Eh bien, c’est pratique. C’est comme ça qu’on en a ! La deuxième plus grande roche est Vesta, également une protoplanète, mais elle ne fait qu’environ la moitié du diamètre de Cérès. Il semble donc que les simulations obtiennent une réponse à peu près correcte.

Comme d’habitude, cependant, je préviens qu’obtenir la bonne réponse ne signifie pas qu’une simulation est réellement droit. Il pourrait y avoir d’autres facteurs qui finissent par être importants que les sims n’incluent pas, par exemple. Notez aussi que j’ai écrit qu’il en restait “environ un”. Certaines pistes en auraient plus, d’autres aucun. Ce résultat est donc juste au sens statistique. Mais ce n’est pas grave, car cela correspond à la réalité, ce qui signifie que, dans un sens général, ils semblent bien faire les choses. Ils notent que toute simulation est “une version simplifiée et idéalisée de la réalité”, et poursuivent en énumérant où leur travail est limité, donc c’est cool. Il est important en science de noter où les choses pourraient être mieux faites à l’avenir.

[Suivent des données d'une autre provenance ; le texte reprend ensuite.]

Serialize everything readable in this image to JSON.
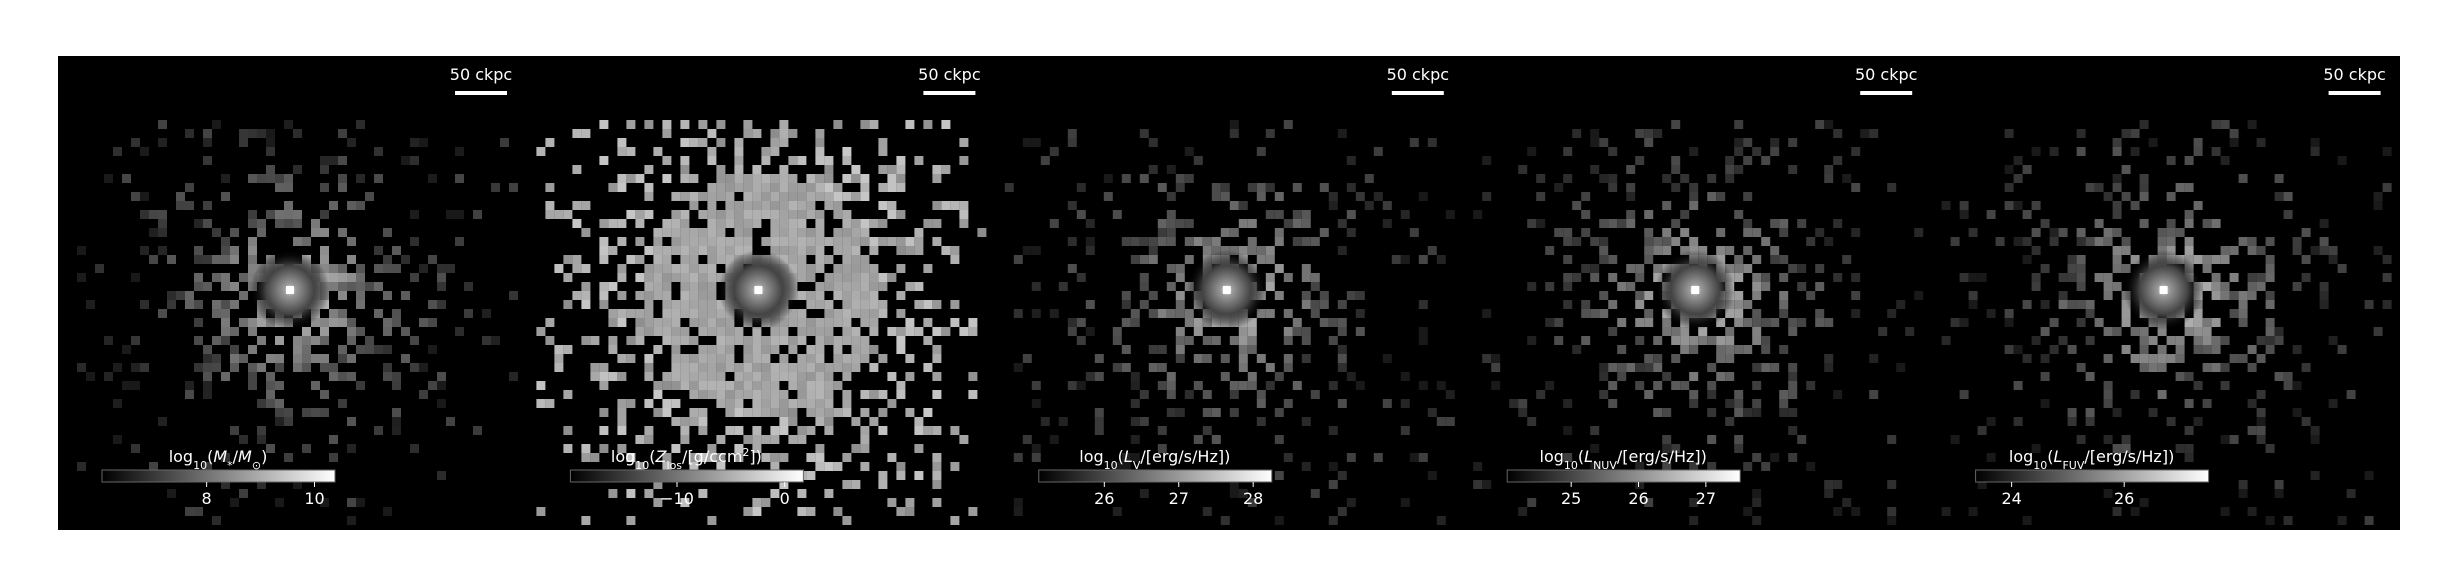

Nous avions l’habitude de penser que toutes les choses du système solaire se formaient à peu près là où nous les voyons aujourd’hui. Nous savons maintenant que ce n’est vraiment, vraiment pas vrai. Cérès n’en est qu’un exemple, les planètes extérieures en sont un autre. Ce mouvement est complexe et subtil. Même maintenant, les orbites des planètes ne sont pas gravées dans l’espace, et sur de longues périodes de temps, comme des milliards d’années, elles changeront également. Mais nous pouvons utiliser notre compréhension de la gravité pour prédire cela, et même le postdicter pour voir où en étaient les choses lorsque le système solaire était jeune.

Je me demande quelles autres surprises nous attendent alors que nous faisons tourner l’horloge virtuelle de notre système solaire à l’envers. Ceres n’est peut-être que le premier de nombreux mondes qui ont commencé très différemment de ce qu’ils sont maintenant.

* Pour être honnête, j’ai commencé à me poser des questions il y a longtemps.